Начался этот третий день просто ужасно. Уверенный в своих способностях следопыта, Крамнэгел взял напрокат машину, дабы самолично разыскать базу ВВС США. В прокатном бюро оказался свободным лишь крохотный автомобильчик британского производства, которому изрядно досталось за его рабочую жизнь. Коробка передач вела себя так, будто ее всю ночь продержали в густо засохшем к утру клее. Сцепление не сцепляло. Двигатель временами вдруг начинал нести как одуревшая лошадь, педаль газа застревала в полу. Каждый раз при включении тормозов кресло водителя либо прыгало вперед, либо отскакивало назад — в зависимости от настроения. Пытаясь найти дорогу, чтобы выбраться из Лондона, Крамнэгел раз шесть осаживал мотор, потому что никак не мог понять, включена ли скорость, а если включена — то какая. К тому времени, когда они достигли пригородов, Крамнэгел уже был вне себя от гнева и обрушился на Эди, сидевшую с картой на коленях.
— Что я такого сделал, чтобы бог меня покарал этой задрипанной колымагой! — вопил он. — И все из-за того, что тебе загорелось свидеться с этим треклятым… Он ведь даже и не настоящий тебе брат, если на то пошло! Если бы вы с ним поддерживали хоть какие-нибудь родственные отношения, я б еще мог понять, но проехать целых пять тысяч миль только для того, чтоб посмотреть на паршивого майора Батта О'Фехи, — это, знаешь ли, слишком даже для родственных чувств. — И поспешил добавить: — Вот ведь кретин!

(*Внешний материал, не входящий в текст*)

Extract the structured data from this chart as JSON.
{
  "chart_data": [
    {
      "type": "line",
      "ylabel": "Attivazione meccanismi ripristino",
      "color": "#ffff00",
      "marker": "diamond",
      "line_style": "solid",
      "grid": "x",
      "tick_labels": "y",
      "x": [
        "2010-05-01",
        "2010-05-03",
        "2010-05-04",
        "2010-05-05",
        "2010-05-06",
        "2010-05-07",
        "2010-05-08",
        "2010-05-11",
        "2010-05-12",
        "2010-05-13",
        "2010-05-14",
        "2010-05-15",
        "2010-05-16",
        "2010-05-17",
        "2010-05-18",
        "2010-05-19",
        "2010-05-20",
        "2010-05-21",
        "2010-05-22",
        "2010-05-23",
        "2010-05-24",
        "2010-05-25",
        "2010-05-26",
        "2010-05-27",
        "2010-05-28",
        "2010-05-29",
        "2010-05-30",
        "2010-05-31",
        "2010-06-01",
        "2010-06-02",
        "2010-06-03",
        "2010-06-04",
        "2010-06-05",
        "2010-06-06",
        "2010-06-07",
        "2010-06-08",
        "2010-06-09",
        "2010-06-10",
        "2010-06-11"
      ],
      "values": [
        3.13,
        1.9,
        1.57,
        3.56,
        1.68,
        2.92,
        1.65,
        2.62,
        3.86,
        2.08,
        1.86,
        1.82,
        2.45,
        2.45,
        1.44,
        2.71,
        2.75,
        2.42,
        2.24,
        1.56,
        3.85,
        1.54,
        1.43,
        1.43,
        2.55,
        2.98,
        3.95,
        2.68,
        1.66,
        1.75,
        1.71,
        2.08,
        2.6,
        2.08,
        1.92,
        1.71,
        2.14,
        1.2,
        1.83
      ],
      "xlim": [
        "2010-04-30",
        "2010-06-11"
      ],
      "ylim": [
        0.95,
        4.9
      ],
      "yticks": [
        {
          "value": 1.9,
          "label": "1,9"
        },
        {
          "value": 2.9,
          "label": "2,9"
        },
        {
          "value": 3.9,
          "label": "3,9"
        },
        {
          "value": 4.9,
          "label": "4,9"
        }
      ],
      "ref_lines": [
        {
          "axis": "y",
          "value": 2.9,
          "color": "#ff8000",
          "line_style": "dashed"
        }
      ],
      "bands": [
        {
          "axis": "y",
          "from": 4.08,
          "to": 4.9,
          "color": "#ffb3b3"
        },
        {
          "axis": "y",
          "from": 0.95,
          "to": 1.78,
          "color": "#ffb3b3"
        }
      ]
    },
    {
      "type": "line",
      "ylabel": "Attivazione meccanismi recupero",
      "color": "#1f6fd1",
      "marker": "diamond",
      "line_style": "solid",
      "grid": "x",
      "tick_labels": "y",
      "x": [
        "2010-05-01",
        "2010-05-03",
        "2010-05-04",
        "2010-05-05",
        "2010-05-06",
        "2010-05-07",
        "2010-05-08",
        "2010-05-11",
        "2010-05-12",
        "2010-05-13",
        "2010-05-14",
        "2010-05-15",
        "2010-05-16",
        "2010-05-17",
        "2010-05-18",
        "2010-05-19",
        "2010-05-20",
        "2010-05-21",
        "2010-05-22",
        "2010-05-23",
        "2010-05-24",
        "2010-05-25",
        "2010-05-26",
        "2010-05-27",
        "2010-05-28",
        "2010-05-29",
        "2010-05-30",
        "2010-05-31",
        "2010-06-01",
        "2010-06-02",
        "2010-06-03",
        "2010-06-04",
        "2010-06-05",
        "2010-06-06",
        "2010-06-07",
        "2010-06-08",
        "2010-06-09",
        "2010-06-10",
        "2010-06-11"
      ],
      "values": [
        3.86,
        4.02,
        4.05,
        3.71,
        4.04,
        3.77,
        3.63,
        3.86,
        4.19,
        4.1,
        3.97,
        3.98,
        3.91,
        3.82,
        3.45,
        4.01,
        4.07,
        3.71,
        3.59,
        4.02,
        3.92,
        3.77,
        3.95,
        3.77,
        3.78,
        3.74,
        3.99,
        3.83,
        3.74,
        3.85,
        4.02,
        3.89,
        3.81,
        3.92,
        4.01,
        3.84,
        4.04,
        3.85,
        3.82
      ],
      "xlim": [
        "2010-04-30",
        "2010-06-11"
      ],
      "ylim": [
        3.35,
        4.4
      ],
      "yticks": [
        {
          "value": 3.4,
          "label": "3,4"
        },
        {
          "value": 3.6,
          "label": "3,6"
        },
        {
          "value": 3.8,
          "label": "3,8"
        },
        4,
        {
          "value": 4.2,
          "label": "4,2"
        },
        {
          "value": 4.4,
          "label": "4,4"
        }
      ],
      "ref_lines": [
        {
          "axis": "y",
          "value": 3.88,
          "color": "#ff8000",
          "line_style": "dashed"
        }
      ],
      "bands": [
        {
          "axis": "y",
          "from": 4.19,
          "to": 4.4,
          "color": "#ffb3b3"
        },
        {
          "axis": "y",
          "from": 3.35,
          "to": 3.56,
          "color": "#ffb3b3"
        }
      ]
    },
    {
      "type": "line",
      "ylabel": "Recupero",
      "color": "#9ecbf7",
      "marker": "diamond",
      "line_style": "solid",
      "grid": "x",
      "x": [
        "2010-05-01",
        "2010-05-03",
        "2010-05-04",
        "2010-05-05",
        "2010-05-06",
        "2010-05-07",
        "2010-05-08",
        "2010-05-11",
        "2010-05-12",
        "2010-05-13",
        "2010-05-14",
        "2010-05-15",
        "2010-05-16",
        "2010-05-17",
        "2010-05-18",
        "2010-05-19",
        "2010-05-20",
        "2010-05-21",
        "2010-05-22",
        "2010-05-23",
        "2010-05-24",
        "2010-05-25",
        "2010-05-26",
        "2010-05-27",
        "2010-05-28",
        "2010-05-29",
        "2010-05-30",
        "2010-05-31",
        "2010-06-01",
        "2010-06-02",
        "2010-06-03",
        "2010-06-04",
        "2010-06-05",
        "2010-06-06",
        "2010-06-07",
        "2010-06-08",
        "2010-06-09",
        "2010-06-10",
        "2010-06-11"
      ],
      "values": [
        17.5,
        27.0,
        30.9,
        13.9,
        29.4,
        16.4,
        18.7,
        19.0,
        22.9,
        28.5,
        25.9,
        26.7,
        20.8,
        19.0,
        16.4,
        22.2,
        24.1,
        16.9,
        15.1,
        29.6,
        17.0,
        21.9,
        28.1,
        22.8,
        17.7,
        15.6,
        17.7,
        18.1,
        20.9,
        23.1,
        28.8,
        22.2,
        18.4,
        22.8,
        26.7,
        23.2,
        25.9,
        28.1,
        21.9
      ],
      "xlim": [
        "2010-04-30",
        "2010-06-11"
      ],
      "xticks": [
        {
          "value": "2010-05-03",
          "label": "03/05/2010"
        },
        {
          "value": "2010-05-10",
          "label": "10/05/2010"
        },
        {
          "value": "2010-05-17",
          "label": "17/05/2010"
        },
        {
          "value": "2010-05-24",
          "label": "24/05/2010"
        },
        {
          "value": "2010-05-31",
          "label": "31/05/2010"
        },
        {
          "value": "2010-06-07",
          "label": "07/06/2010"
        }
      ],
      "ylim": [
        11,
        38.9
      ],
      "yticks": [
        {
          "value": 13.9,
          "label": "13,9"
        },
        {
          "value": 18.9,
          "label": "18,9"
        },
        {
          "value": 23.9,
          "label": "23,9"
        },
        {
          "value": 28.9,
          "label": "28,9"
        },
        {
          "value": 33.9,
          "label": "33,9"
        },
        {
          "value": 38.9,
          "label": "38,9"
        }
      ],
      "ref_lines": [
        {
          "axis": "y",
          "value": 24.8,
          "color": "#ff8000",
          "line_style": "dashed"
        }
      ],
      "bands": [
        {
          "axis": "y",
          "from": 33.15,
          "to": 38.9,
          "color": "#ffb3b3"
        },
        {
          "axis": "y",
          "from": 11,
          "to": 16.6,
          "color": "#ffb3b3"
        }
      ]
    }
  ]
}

Эди сидела посреди этой бури и либо вообще отказывалась отвечать на вопросы мужа, где они находятся, либо холодно отвечала, даже не заглядывая в карту.
— Слушай, ты хочешь добраться до этого своего паршивого майора или нет? Я ведь, знаешь ли, всего-навсего шофер, и не жди от меня ничего большего. Ты мне только скажи, куда ехать, и я направлю туда наш роскошный лимузин. Я, может, предпочел бы провести сегодняшний день в Виндзорском замке, или на Эдинбургском фестивале, или где еще, ну да уж что поделаешь. Может, у тебя и в Париже есть родня или мне все-таки удастся взглянуть на Эйфелеву башню?
Эди вышла из положения, заревев — сначала тихонько, затем громко и отчаянно. Теперь в камень обратился Крамнэгел, выдавая обуревавший его душу гнев лишь лихостью езды, которая достигла апогея в небольшой деревушке. Эди завопила, увидев мчавшийся прямо на них грузовик.
— Какого черта? — воскликнул Крамнэгел.
— Ты едешь не по той сто…
Далее имело место бурное столкновение интересов между огромным восьмиколесным грузовиком, перевозившим часть дома, и маленьким автомобильчиком. К счастью, когда они столкнулись, грузовик еле двигался, а Крамнэгел успел нажать на тормоза, но авария все равно произошла изрядная. Автомобильчик — вернее, его составные части, разбросанные по дороге, — напоминал обломки игрушек, выброшенные злостным баловником из детской коляски.
Водитель грузовика оказался родом откуда-то с севера и изъяснялся усеченным телеграфным стилем, да к тому же с таким акцентом, что Крамнэгел не понимал ни слова. Однако слов понимать и не было надобности: по интонациям было достаточно ясно, что Крамнэгел идиот по меньшей мере и, вероятно, еще кое-кто похуже.